Ripresa dell’architettura organica
Tuttavia, l’architettura organica riprese negli anni Cinquanta e Sessanta, quando si manifestò la crisi del funzionalismo. Quest’epoca vide alcuni architetti trasformare la geometria pura della modernità in un linguaggio più espressivo ed organico. Già negli anni Trenta del Novecento l’architetto finlandese Alvar Aalto aveva proposto nuove strutture organiche che permettessero agli edifici di integrarsi nel paesaggio. Sono significative le parole di Alvar Aalto a tal proposito: “La proprietà più profonda dell’architettura consiste in una varietà e in una crescita che ricordano la vita organica naturale. A mio parere, questo è l’unico stile autentico in architettura. Se le barriere vengono erette contro di essa, l’architettura svanisce e muore” Oltre al recupero di un’architettura che fosse il risultato di un equilibrio ritrovato fra spazi, natura e comunità, era necessario riflettere sullo sviluppo controllato degli spazi abitativi e sul consumo di risorse su scala globale.

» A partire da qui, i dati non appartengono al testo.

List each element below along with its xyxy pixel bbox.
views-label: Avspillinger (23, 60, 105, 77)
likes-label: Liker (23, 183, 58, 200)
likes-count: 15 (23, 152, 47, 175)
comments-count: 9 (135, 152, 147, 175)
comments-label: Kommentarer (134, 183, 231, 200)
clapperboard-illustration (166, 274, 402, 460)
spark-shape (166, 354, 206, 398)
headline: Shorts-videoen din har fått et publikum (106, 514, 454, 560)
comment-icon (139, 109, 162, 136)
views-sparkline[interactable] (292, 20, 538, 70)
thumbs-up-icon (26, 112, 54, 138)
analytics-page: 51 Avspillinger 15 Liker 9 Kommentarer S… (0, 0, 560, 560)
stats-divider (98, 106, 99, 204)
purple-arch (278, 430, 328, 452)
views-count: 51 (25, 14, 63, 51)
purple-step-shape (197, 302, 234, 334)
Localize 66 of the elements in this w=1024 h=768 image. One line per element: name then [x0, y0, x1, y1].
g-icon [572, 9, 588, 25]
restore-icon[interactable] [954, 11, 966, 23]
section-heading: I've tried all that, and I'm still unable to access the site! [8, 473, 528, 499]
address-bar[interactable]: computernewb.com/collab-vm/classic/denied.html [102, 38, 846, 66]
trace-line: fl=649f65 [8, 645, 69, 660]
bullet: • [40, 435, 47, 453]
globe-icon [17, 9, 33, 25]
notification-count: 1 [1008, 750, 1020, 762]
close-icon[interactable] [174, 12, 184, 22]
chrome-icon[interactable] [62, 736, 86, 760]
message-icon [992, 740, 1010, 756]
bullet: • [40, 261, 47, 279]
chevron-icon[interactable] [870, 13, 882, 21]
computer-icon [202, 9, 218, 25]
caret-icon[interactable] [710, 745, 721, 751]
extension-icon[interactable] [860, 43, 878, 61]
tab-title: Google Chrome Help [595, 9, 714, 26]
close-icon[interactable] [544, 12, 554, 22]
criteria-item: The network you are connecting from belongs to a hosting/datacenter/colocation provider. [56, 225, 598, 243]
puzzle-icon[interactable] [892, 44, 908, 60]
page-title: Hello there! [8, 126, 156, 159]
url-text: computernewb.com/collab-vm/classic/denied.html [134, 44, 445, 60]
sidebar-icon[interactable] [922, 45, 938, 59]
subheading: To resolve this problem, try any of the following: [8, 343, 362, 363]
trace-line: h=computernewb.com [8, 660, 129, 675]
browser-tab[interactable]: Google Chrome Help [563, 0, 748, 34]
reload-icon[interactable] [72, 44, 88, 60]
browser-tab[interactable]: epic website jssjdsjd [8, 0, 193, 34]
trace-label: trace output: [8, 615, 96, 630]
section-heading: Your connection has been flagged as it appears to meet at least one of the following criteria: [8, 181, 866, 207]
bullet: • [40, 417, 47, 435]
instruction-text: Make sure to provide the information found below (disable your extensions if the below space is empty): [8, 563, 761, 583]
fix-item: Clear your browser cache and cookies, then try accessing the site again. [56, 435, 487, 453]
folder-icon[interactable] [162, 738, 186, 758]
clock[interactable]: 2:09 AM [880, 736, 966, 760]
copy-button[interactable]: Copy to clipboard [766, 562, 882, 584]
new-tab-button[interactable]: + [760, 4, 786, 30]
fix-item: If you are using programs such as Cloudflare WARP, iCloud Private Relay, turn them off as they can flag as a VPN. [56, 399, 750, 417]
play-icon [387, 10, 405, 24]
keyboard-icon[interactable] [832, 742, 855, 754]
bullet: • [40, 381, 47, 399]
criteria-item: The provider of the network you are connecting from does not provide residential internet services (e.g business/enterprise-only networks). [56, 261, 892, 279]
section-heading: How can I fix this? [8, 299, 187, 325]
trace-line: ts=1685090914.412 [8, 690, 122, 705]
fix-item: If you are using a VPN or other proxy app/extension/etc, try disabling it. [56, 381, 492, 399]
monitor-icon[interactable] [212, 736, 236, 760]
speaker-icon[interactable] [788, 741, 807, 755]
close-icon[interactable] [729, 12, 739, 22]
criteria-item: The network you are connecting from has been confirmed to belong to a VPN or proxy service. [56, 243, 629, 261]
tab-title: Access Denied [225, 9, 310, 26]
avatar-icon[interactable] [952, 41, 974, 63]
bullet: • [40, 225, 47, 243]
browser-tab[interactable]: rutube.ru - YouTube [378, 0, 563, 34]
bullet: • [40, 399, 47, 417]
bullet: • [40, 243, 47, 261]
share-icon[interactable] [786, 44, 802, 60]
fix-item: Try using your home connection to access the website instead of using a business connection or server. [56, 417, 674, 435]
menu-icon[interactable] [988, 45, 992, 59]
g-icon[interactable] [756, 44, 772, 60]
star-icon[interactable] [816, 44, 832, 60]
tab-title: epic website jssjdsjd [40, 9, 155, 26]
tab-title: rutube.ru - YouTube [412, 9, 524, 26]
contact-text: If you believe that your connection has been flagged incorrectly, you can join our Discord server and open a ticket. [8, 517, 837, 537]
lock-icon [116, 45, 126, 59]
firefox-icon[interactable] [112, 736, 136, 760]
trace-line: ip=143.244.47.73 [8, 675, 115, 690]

La ricerca di un nuovo linguaggio
Bisogna dire che la fine del XX secolo ha visto la rinascita e la riproposizione dell’architettura organica. Si affaccia una nuova generazione di architetti che rivisita il pensiero di pionieri come Whright, Steiner, Aalto, integrandolo nella cultura architettonica e nelle tecniche costruttive locali. Una ricerca che porterà a sviluppare un nuovo linguaggio in grado di dare all’architettura quell’anima perduta che riesca a compensare la disumanizzazione delle città moderne.
L’architettura organica cerca di coniugare la crescita, la diversità e l’espressività del mondo delle forme e dei colori con l’utilizzo anche di materiali eco-compatibili e rispettosi dell’ambiente. Si cerca così di applicare leggi e processi della natura all’architettura e alle tecnologie moderne per creare un ambiente di vita che possa soddisfare le diverse esigenze dell’uomo: fisiche e biologiche, psicologiche e spirituali.